Cho has a tough role – playing a man who is conflicted because he had resentments towards his father who is now very ill – but he portrays it well in a subtle manner. Richardson, however, was sensational. She is so natural and she brightens up the screen, completely captivating, and you can’t help but feel for her when she gets upset. Her story is heartbreaking and you want more for her. The film excels when these guys are put together; the dialogue between them is a pleasure to watch and something you can really sink your teeth into.

They have excellent support from Parker Posey as Eleanor, Jin’s father’s longtime assistant, who is very emotional about his health and is torn between staying in Columbus and returning home to Chicago, and Rory Culkin as Gabriel, Casey’s co-worker at the library, who is definitely trying to make something romantic happen, but she isn’t interested.

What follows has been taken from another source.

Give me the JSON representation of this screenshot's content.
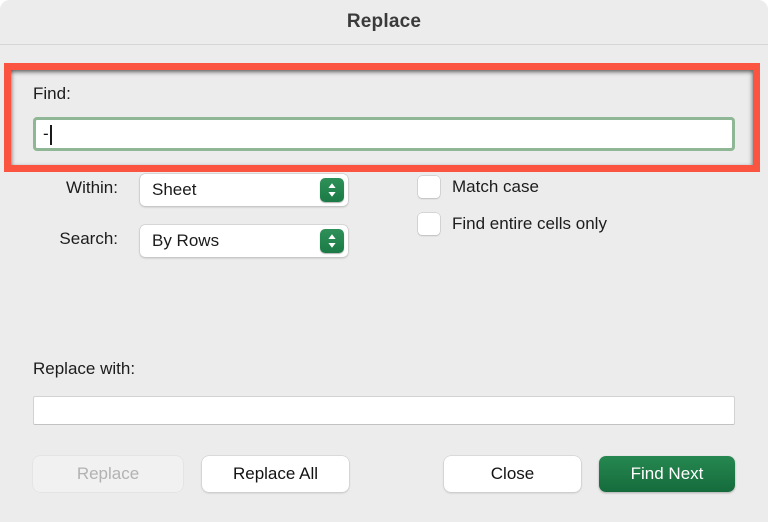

The conversations between Eleanor and Jin, as well as Gabriel and Casey, are equally engrossing.

Columbus won’t have mainstream appeal because it isn’t told in a traditional way. It is slow, it isn’t put together in obvious ways and it doesn’t tie everything up in a neat little bow. Plus, there is a lot of talk about architecture, but I don’t particularly care for it and I enjoyed it all the same. It is a lovely film, with terrific lead performances.